New Perspectives in Science Education

Edition 15

Accepted Abstracts

Recognition, Cost, and Belonging: Reframing Science Education through the Equity-Informed Motivation and Identity Framework (EIMIF)

Vicky Ellingham, LJMU school of education (United Kingdom)

Abstract

Author: Victoria Ellingham (UK)
Affiliation: Liverpool John Moores University (LJMU)

Email: [email protected]

Persistent inequalities in science education participation are often attributed to differences in students’ motivation, interest, or aspiration. However, longitudinal evidence increasingly suggests that many students remain behaviourally engaged in science while experiencing declining science identity, weak recognition, and rising social risk. Existing motivational and identity frameworks, including Self-Determination Theory (SDT; Deci and Ryan, 2000) and Situated Expectancy–Value Theory (SEVT; Eccles and Wigfield, 2020), struggle to explain these fragile trajectories when engagement persists but belonging erodes (Carlone and Johnson, 2007).

This paper introduces the Equity-Informed Motivation and Identity Framework (EIMIF), an integrative model building on earlier work referred to as the Integrated Motivation and Identity Framework (IMIF), which centres recognition and multi-dimensional cost as structurally embedded mechanisms shaping science identity over time. EIMIF synthesises SDT ( Deci and Ryan, 2000), SEVT (Eccles and Wigfield, 2020), intersectionality (Crenshaw, 1991), and ecological systems theory (Bronfenbrenner, 1979) to conceptualise science identity as emerging from dynamic feedback loops between motivational processes, social recognition, perceived cost, and structural positioning. Within this framework, recognition and cost are understood not as individual psychological traits, but as socially and institutionally produced forces that enable or constrain students’ sense of belonging in science.
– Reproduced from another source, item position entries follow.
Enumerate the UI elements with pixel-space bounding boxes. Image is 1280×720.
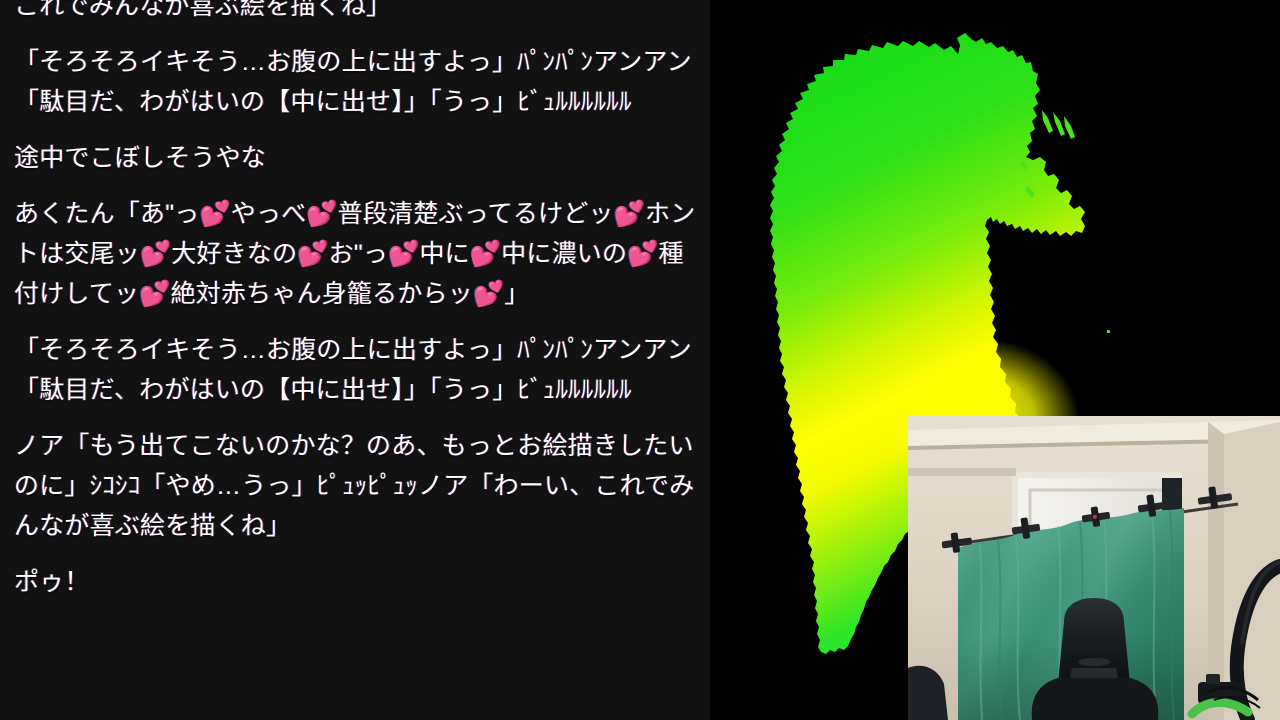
comment-paragraph: これでみんなが喜ぶ絵を描くね」 [14, 0, 696, 26]
comment-paragraph: ポゥ！ [14, 562, 696, 602]
comment-paragraph: 途中でこぼしそうやな [14, 138, 696, 178]
comment-paragraph: 「そろそろイキそう…お腹の上に出すよっ」ﾊﾟﾝﾊﾟﾝアンアン「駄目だ、わがはいの… [14, 330, 696, 410]
comment-paragraph: あくたん「あ"っ💕やっべ💕普段清楚ぶってるけどッ💕ホントは交尾ッ💕大好きなの💕お… [14, 194, 696, 314]
comment-text-panel[interactable]: これでみんなが喜ぶ絵を描くね」 「そろそろイキそう…お腹の上に出すよっ」ﾊﾟﾝﾊ… [0, 0, 710, 720]
stream-stage: これでみんなが喜ぶ絵を描くね」 「そろそろイキそう…お腹の上に出すよっ」ﾊﾟﾝﾊ… [0, 0, 1280, 720]
webcam-left-door-top [908, 468, 1016, 476]
webcam-overlay[interactable] [908, 416, 1280, 720]
webcam-scene [908, 416, 1280, 720]
comment-scroll-content: これでみんなが喜ぶ絵を描くね」 「そろそろイキそう…お腹の上に出すよっ」ﾊﾟﾝﾊ… [0, 0, 710, 602]
comment-paragraph: ノア「もう出てこないのかな？のあ、もっとお絵描きしたいのに」ｼｺｼｺ「やめ…うっ… [14, 426, 696, 546]
comment-paragraph: 「そろそろイキそう…お腹の上に出すよっ」ﾊﾟﾝﾊﾟﾝアンアン「駄目だ、わがはいの… [14, 42, 696, 122]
The study draws on two-wave longitudinal survey data from a non-selective secondary school in England (Time 1: n = 509; Time 2: n = 271; matched sample n = 179). Measures captured intrinsic motivation, task value expectancy, internal and aspirational science identity, identity engagement, external recognition, self-efficacy, and perceived effort, time, and social cost. Latent Profile Analysis identified six distinct motivational–identity profiles at each time point, reflecting heterogeneous configurations of engagement, value, recognition, and cost. Longitudinal analyses showed high profile stability and limited upward movement into identity-secure configurations. Critically, downward transitions were associated with rising perceived social and effort cost and inconsistent recognition, rather than declines in interest, value, or aspiration.

These findings challenge deficit accounts of disengagement and demonstrate that motivation alone is insufficient to sustain science identity. EIMIF offers a more comprehensive explanatory framework for understanding why students drift from science despite continued engagement, highlighting the need for recognition-rich, cost-aware approaches to science teaching and policy that prioritise identity security and equitable participation.

Key Words: science identity; recognition; perceived cost; equity in science education; student belonging

Bronfenbrenner, U. (1979). The ecology of human development: Experiments by nature and design (Vol. 352). Harvard university press..

Carlone, H. B., & Johnson, A. (2007). Understanding the science experiences of successful women of color: Science identity as an analytic lens. Journal of Research in Science Teaching: The Official Journal of the National Association for Research in Science Teaching44(8), 1187-1218.

Crenshaw, K. (1991). Mapping the Margins: Intersectionality, Identity Politics, and Violence against Women of Color. Stanford Law Review43(6), 1241–1299. https://doi.org/10.2307/1229039

Deci, E. L., & Ryan, R. M. (2000). The" what" and" why" of goal pursuits: Human needs and the self-determination of behavior. Psychological inquiry11(4), 227-268.

Eccles, J. S., & Wigfield, A. (2020). From expectancy-value theory to situated expectancy-value theory: A developmental, social cognitive, and sociocultural perspective on motivation. Contemporary educational psychology61, 101859.